Стыдно, но ничего не могу с собой поделать. Не буду же я объяснять ему, что моя благополучная семейная жизнь полетела в мусорную корзину.
В тот вечер, когда я вернулся, все спали. Зашел в детскую, поправил Алисе одеяло, вечно она его скидывает, поцеловал обеих.
В нашей с Анжелой спальне горел ночник, Анжела спала, но проснулась от шороха, когда я лег рядом.
– Ну, как студентки?
– Спи, поздно.
– Нет, мне хочется знать.
– Анжела, не сейчас. Я устал и хочу спать.
– Бука!
…Следующее утро начинается традиционно. Но меня уже терзает мысль, что может быть, такое утро – в последний раз. Девочки собраны и готовы выходить, и повинуясь бессознательному порыву, обнимаю их, будто прошу прощения.
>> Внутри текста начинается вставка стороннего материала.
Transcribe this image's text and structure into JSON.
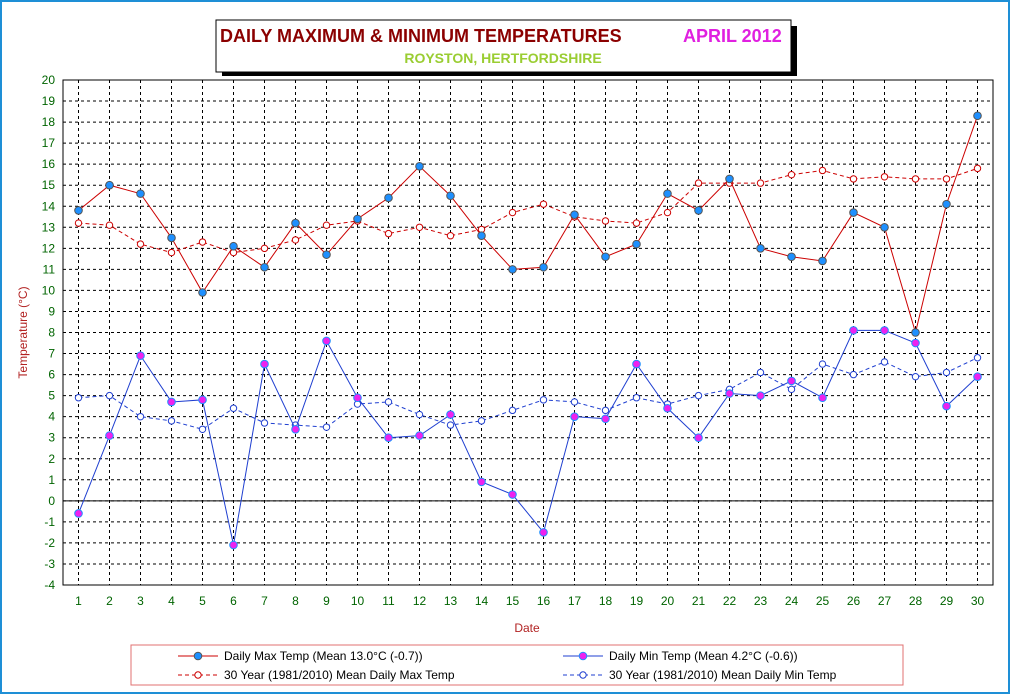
{
  "title": {
    "main": "DAILY MAXIMUM &  MINIMUM  TEMPERATURES",
    "month": "APRIL 2012",
    "location": "ROYSTON, HERTFORDSHIRE"
  },
  "colors": {
    "title_main": "#8b0000",
    "title_month": "#e020e0",
    "title_location": "#9acd32",
    "axis_text": "#006400",
    "axis_label": "#b22222",
    "max_series": "#cc0000",
    "min_series": "#1f3fd0",
    "marker_max": "#1e90ff",
    "marker_min": "#ee22ee",
    "frame": "#1e8fd6"
  },
  "chart_data": {
    "type": "line",
    "xlabel": "Date",
    "ylabel": "Temperature (°C)",
    "ylim": [
      -4,
      20
    ],
    "xlim": [
      1,
      30
    ],
    "grid": true,
    "legend_position": "bottom",
    "x": [
      1,
      2,
      3,
      4,
      5,
      6,
      7,
      8,
      9,
      10,
      11,
      12,
      13,
      14,
      15,
      16,
      17,
      18,
      19,
      20,
      21,
      22,
      23,
      24,
      25,
      26,
      27,
      28,
      29,
      30
    ],
    "series": [
      {
        "name": "Daily Max Temp (Mean 13.0°C (-0.7))",
        "style": "solid",
        "color": "#cc0000",
        "marker": "filled",
        "values": [
          13.8,
          15.0,
          14.6,
          12.5,
          9.9,
          12.1,
          11.1,
          13.2,
          11.7,
          13.4,
          14.4,
          15.9,
          14.5,
          12.6,
          11.0,
          11.1,
          13.6,
          11.6,
          12.2,
          14.6,
          13.8,
          15.3,
          12.0,
          11.6,
          11.4,
          13.7,
          13.0,
          8.0,
          14.1,
          18.3
        ]
      },
      {
        "name": "Daily Min Temp (Mean 4.2°C (-0.6))",
        "style": "solid",
        "color": "#1f3fd0",
        "marker": "filled",
        "values": [
          -0.6,
          3.1,
          6.9,
          4.7,
          4.8,
          -2.1,
          6.5,
          3.4,
          7.6,
          4.9,
          3.0,
          3.1,
          4.1,
          0.9,
          0.3,
          -1.5,
          4.0,
          3.9,
          6.5,
          4.4,
          3.0,
          5.1,
          5.0,
          5.7,
          4.9,
          8.1,
          8.1,
          7.5,
          4.5,
          5.9
        ]
      },
      {
        "name": "30 Year (1981/2010) Mean Daily Max Temp",
        "style": "dashed",
        "color": "#cc0000",
        "marker": "open",
        "values": [
          13.2,
          13.1,
          12.2,
          11.8,
          12.3,
          11.8,
          12.0,
          12.4,
          13.1,
          13.3,
          12.7,
          13.0,
          12.6,
          12.9,
          13.7,
          14.1,
          13.5,
          13.3,
          13.2,
          13.7,
          15.1,
          15.1,
          15.1,
          15.5,
          15.7,
          15.3,
          15.4,
          15.3,
          15.3,
          15.8
        ]
      },
      {
        "name": "30 Year (1981/2010) Mean Daily Min Temp",
        "style": "dashed",
        "color": "#1f3fd0",
        "marker": "open",
        "values": [
          4.9,
          5.0,
          4.0,
          3.8,
          3.4,
          4.4,
          3.7,
          3.6,
          3.5,
          4.6,
          4.7,
          4.1,
          3.6,
          3.8,
          4.3,
          4.8,
          4.7,
          4.3,
          4.9,
          4.6,
          5.0,
          5.3,
          6.1,
          5.3,
          6.5,
          6.0,
          6.6,
          5.9,
          6.1,
          6.8
        ]
      }
    ]
  }
}
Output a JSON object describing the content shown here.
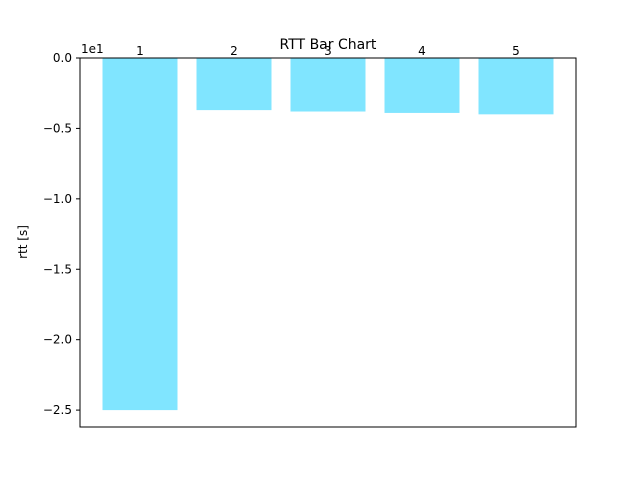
{
  "chart_data": {
    "type": "bar",
    "title": "RTT Bar Chart",
    "ylabel": "rtt [s]",
    "xlabel": "",
    "offset_label": "1e1",
    "categories": [
      "1",
      "2",
      "3",
      "4",
      "5"
    ],
    "values": [
      -2.5,
      -0.37,
      -0.38,
      -0.39,
      -0.4
    ],
    "ylim": [
      -2.62,
      0.0
    ],
    "yticks": [
      0.0,
      -0.5,
      -1.0,
      -1.5,
      -2.0,
      -2.5
    ],
    "ytick_labels": [
      "0.0",
      "−0.5",
      "−1.0",
      "−1.5",
      "−2.0",
      "−2.5"
    ],
    "bar_color": "#80e5ff",
    "grid": false,
    "legend": "none"
  }
}
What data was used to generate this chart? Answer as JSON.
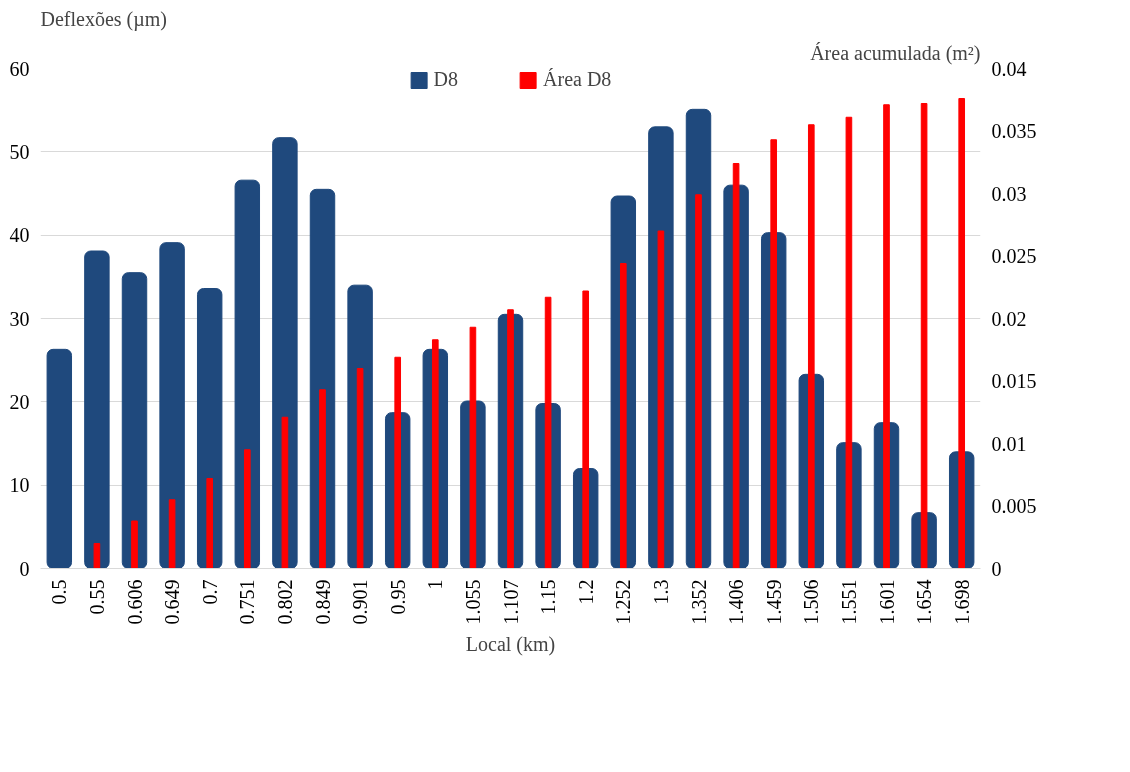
{
  "chart_data": {
    "type": "bar",
    "xlabel": "Local (km)",
    "ylabel": "Deflexões (µm)",
    "y2label": "Área acumulada (m²)",
    "categories": [
      "0.5",
      "0.55",
      "0.606",
      "0.649",
      "0.7",
      "0.751",
      "0.802",
      "0.849",
      "0.901",
      "0.95",
      "1",
      "1.055",
      "1.107",
      "1.15",
      "1.2",
      "1.252",
      "1.3",
      "1.352",
      "1.406",
      "1.459",
      "1.506",
      "1.551",
      "1.601",
      "1.654",
      "1.698"
    ],
    "series": [
      {
        "name": "D8",
        "color": "#1f497d",
        "values": [
          26.3,
          38.1,
          35.5,
          39.1,
          33.6,
          46.6,
          51.7,
          45.5,
          34.0,
          18.7,
          26.3,
          20.1,
          30.5,
          19.8,
          12.0,
          44.7,
          53.0,
          55.1,
          46.0,
          40.3,
          23.3,
          15.1,
          17.5,
          6.7,
          14.0
        ]
      },
      {
        "name": "Área D8",
        "color": "#ff0000",
        "axis": "y2",
        "values": [
          0,
          0.002,
          0.0038,
          0.0055,
          0.0072,
          0.0095,
          0.0121,
          0.0143,
          0.016,
          0.0169,
          0.0183,
          0.0193,
          0.0207,
          0.0217,
          0.0222,
          0.0244,
          0.027,
          0.0299,
          0.0324,
          0.0343,
          0.0355,
          0.0361,
          0.0371,
          0.0372,
          0.0376
        ]
      }
    ],
    "ylim": [
      0,
      60
    ],
    "yticks": [
      0,
      10,
      20,
      30,
      40,
      50,
      60
    ],
    "y2lim": [
      0,
      0.04
    ],
    "y2ticks": [
      0,
      0.005,
      0.01,
      0.015,
      0.02,
      0.025,
      0.03,
      0.035,
      0.04
    ],
    "grid": "y",
    "legend": "top"
  }
}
Такое мое поведение необычно, и Алиса невольно удивляется:
– Папочка, ты что?
– Ничего, родная, ничего – улыбаюсь я.
– Жень, ты сегодня и впрямь какой-то не такой. Что случилось? В театре что-то?
– Нет, Елизавета Аркадьевна, нет, что вы. Вам показалось. Все у меня нормально.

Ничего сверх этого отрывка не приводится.